/_img/library/top_image_2/home_guides.png

I'm online with my new provider. What's next?

Now you’ve got the basics out the way and you're online, there’s just a few more things you should attend to. Once you've taken care of these, you should be able to really start enjoying your broadband and making the most of everything the web has to offer.

This page also talks you through what to expect in the first few days after you've started receiving your new broadband service and offers some simple measures you can take if you're not happy with what you're getting.

Email

Many consumers use an email service provided by their broadband supplier.

Most providers leave your email active when you leave them. But this is by no means a blanket policy, so it’s a good idea to back up your emails and switch to your new provider’s email service.

Anti-virus

Anti-virus software now comes free with many providers’ broadband products. However, this will still have to be installed.

I’ve done everything, but my connection isn’t great. What now?

By now you should be connected to the internet with your new provider. But there’s a chance that you might not be happy with your service.

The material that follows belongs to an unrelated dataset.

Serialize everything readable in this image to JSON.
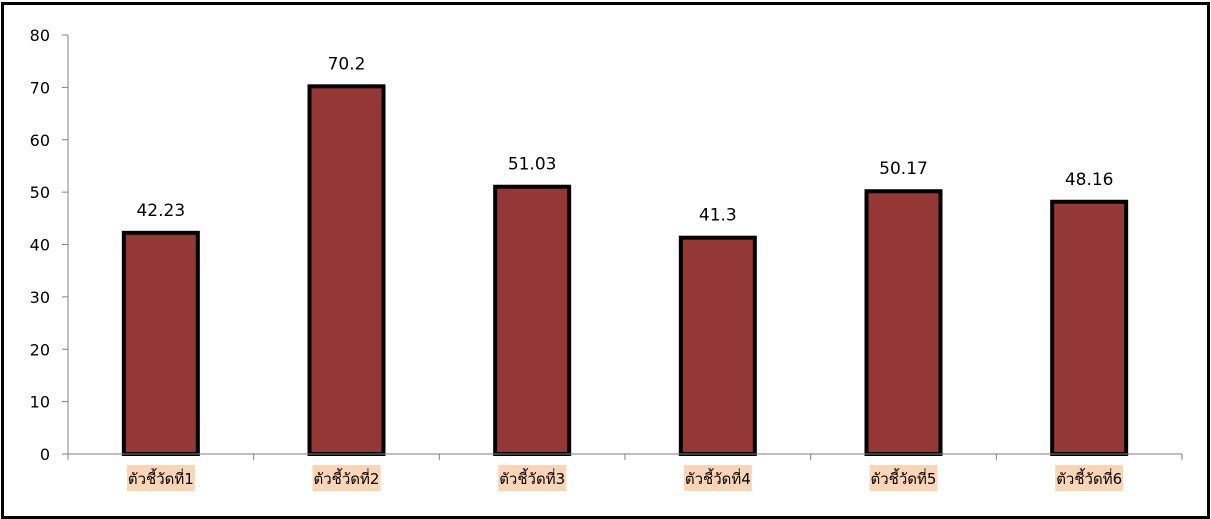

The first thing to note in these circumstances is that when your connection is first turned on, it might take some time to settle down.

During this period, which should last no more than three days, you may find that your signal strength or connection speed isn’t all it might be.

To get an accurate picture of your speed, use uSwitch Tech’s Broadband Speed Test.

If you’re still experiencing a sub-par connection after three days or so, there are few simple things you can try to improve the situation.

Move the router

The positioning of your router can significantly affect your connection. If it’s on the floor, reposition it so it’s on something raised (a desk or a shelf, say) to improve your reception.

Some materials, such as metal walls, can also affect the strength of the signal, as can household appliances, such as baby monitors and cordless phones. If your router is near one of these, reposition it somewhere where its location won’t be impaired.

Reboot the router and your computer

Switching off your router and leaving it for 30 seconds before restarting can sometimes help, as can rebooting your computer.

If none of these solve things, your problem might be more deep-seated. For a more comprehensive guide to broadband troubleshooting, check our dedicated guide.

Alternatively, get in touch with your provider as soon as you can. If they can’t solve the problem remotely or talk you through a fix, they’ll send an engineer to your home to check out the problem.